PUCCINI: IL TABARRO – Melody Moore, Lester Lynch, Brian Jagde, MDR Leipzig Radio Choir, Dresdner Philharmonie, Marek Janowski

Modern Opera in A Verismo Guise

After their acclaimed Cavalleria rusticana recording, Marek Janowski and the Dresdner Philharmonie now present Puccini’s Il Tabarro. Puccini composed this piece as the first panel of his Trittico (1918), a novel work combining three one-act operas, and also containing Suor Angelica and Gianni Schicchi. The explosive story about illicit love and revenge on the banks of the Seine recalls the Verismo of Mascagni’s Cavalleria. Beneath the Verismo surface, however, Il Tabarro is a highly modern piece, full of Impressionist harmonies, allusions to Stravinsky and dramatically significant self-borrowings. In this recording, Janowski and the orchestra particularly showcase the symphonic quality of Puccini’s music. They are supported by an outstanding cast of soloists, including Melody Moore as Giorgetta, Brian Jagde as Luigi and Lester Lynch as Michele, as well as the MDR Leipzig Radio Choir.

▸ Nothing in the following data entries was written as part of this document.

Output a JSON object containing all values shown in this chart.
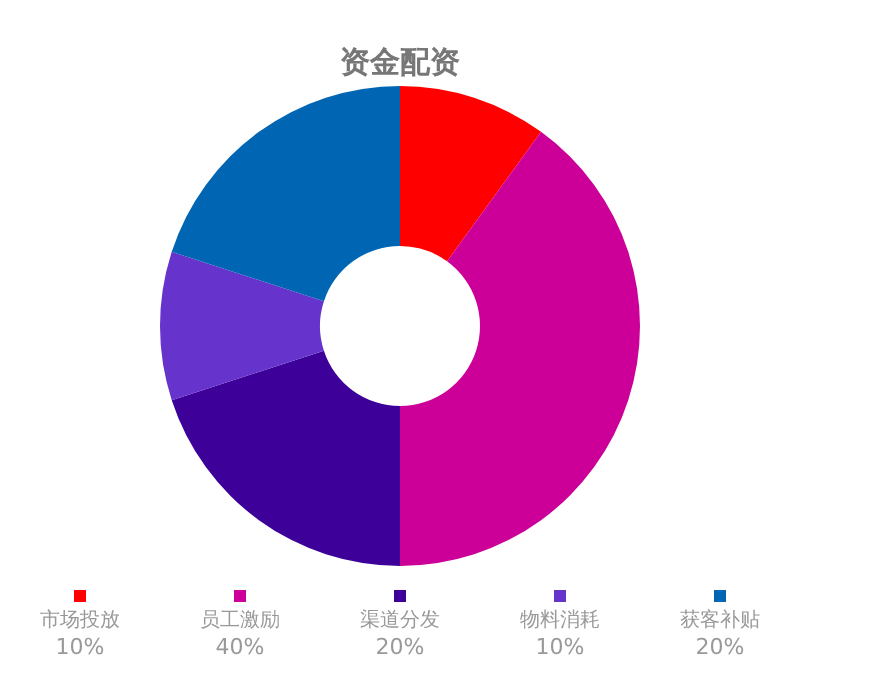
{
  "chart_data": {
    "type": "donut",
    "title": "资金配资",
    "categories": [
      "市场投放",
      "员工激励",
      "渠道分发",
      "物料消耗",
      "获客补贴"
    ],
    "values": [
      10,
      40,
      20,
      10,
      20
    ],
    "value_labels": [
      "10%",
      "40%",
      "20%",
      "10%",
      "20%"
    ],
    "colors": [
      "#ff0000",
      "#cc0099",
      "#3d0099",
      "#6633cc",
      "#0066b3"
    ],
    "legend": "bottom"
  }
}
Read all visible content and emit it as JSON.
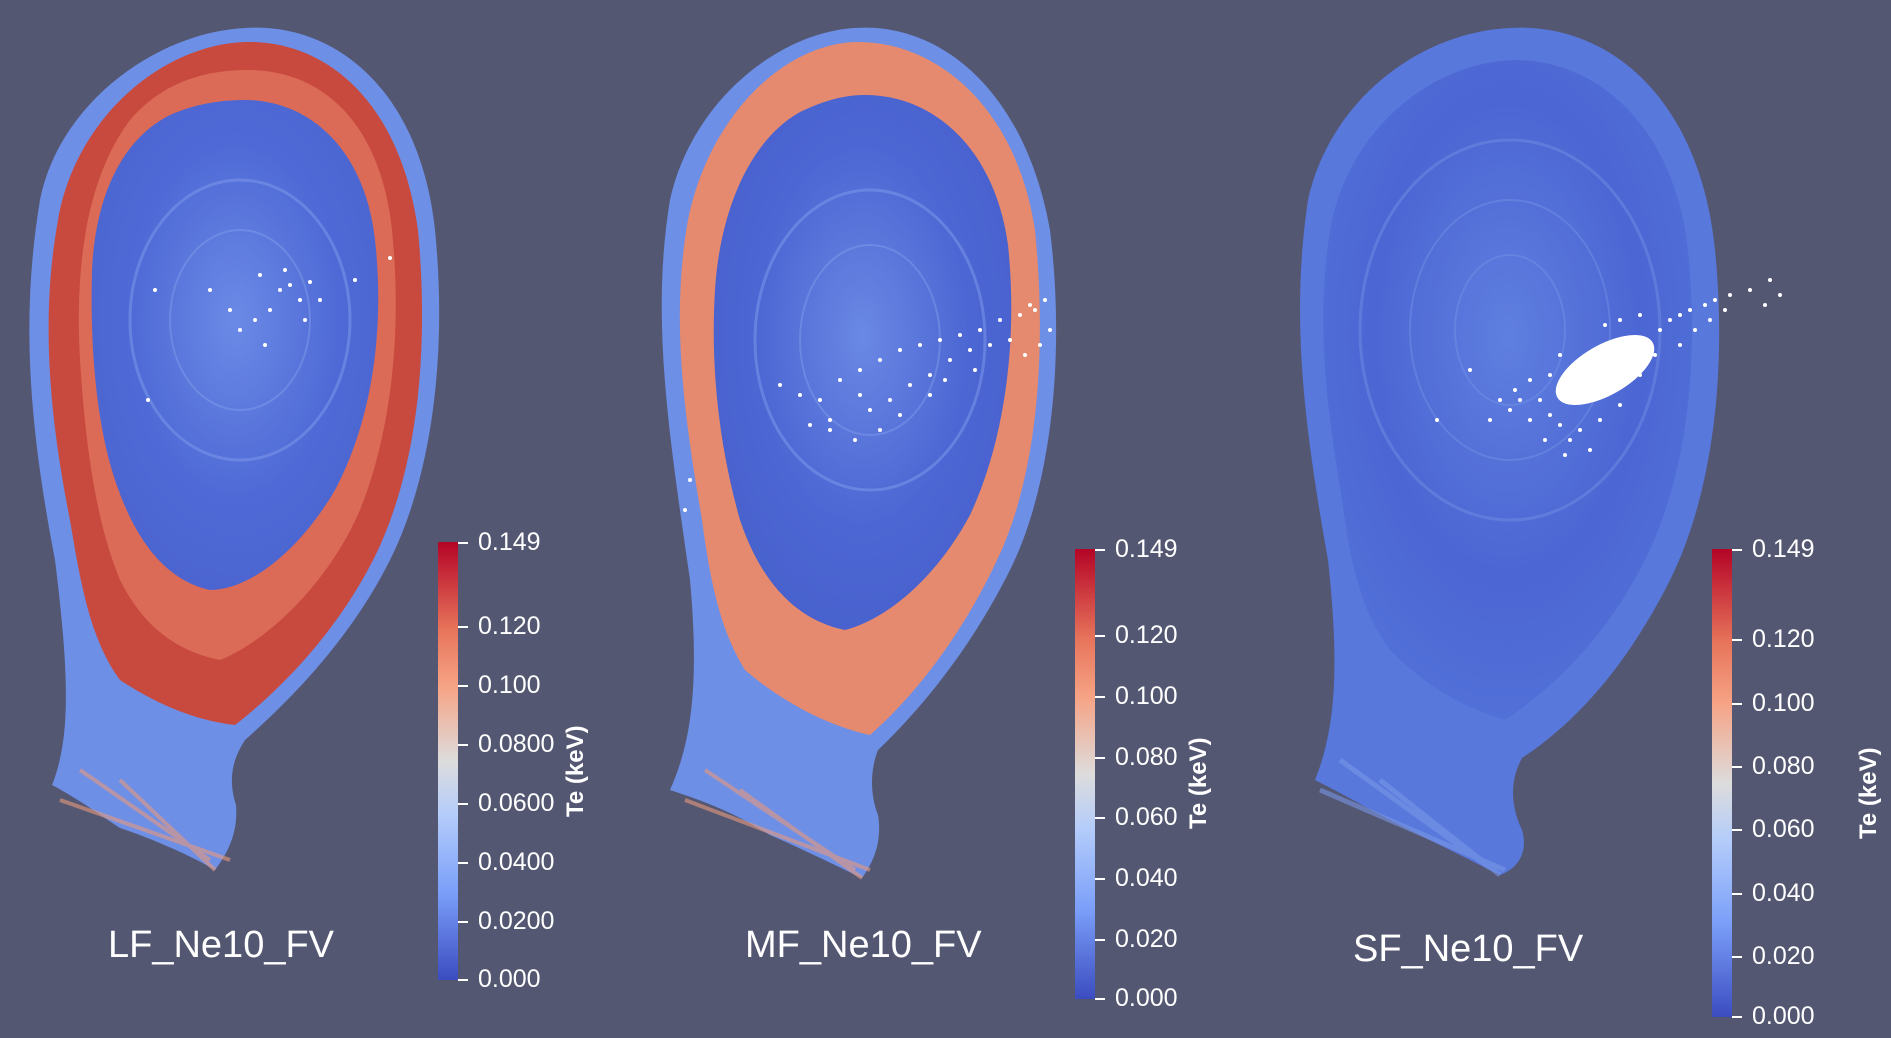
{
  "panels": [
    {
      "label": "LF_Ne10_FV",
      "colorbar": {
        "title": "Te (keV)",
        "ticks": [
          "0.149",
          "0.120",
          "0.100",
          "0.0800",
          "0.0600",
          "0.0400",
          "0.0200",
          "0.000"
        ]
      },
      "edge_heat": "strong"
    },
    {
      "label": "MF_Ne10_FV",
      "colorbar": {
        "title": "Te (keV)",
        "ticks": [
          "0.149",
          "0.120",
          "0.100",
          "0.080",
          "0.060",
          "0.040",
          "0.020",
          "0.000"
        ]
      },
      "edge_heat": "medium"
    },
    {
      "label": "SF_Ne10_FV",
      "colorbar": {
        "title": "Te (keV)",
        "ticks": [
          "0.149",
          "0.120",
          "0.100",
          "0.080",
          "0.060",
          "0.040",
          "0.020",
          "0.000"
        ]
      },
      "edge_heat": "none"
    }
  ],
  "colors": {
    "background": "#535772",
    "cold": "#3b4cc0",
    "mid": "#dddcdc",
    "hot": "#b40426",
    "impurity_markers": "#ffffff"
  }
}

Marek Janowski is one of the most celebrated conductors of our times, and enjoys a vast PENTATONE discography including a recent recording of Weber’s Der Freischütz (2019) with the MDR Leipzig Radio Choir. This is the second PENTATONE release of the Dresdner Philharmonie with Janowski, after Cavalleria rusticana (2020), which also featured the same three main soloists. Melody Moore and Lester Lynch both have participated in several PENTATONE recordings, including Verdi’s Otello (2017).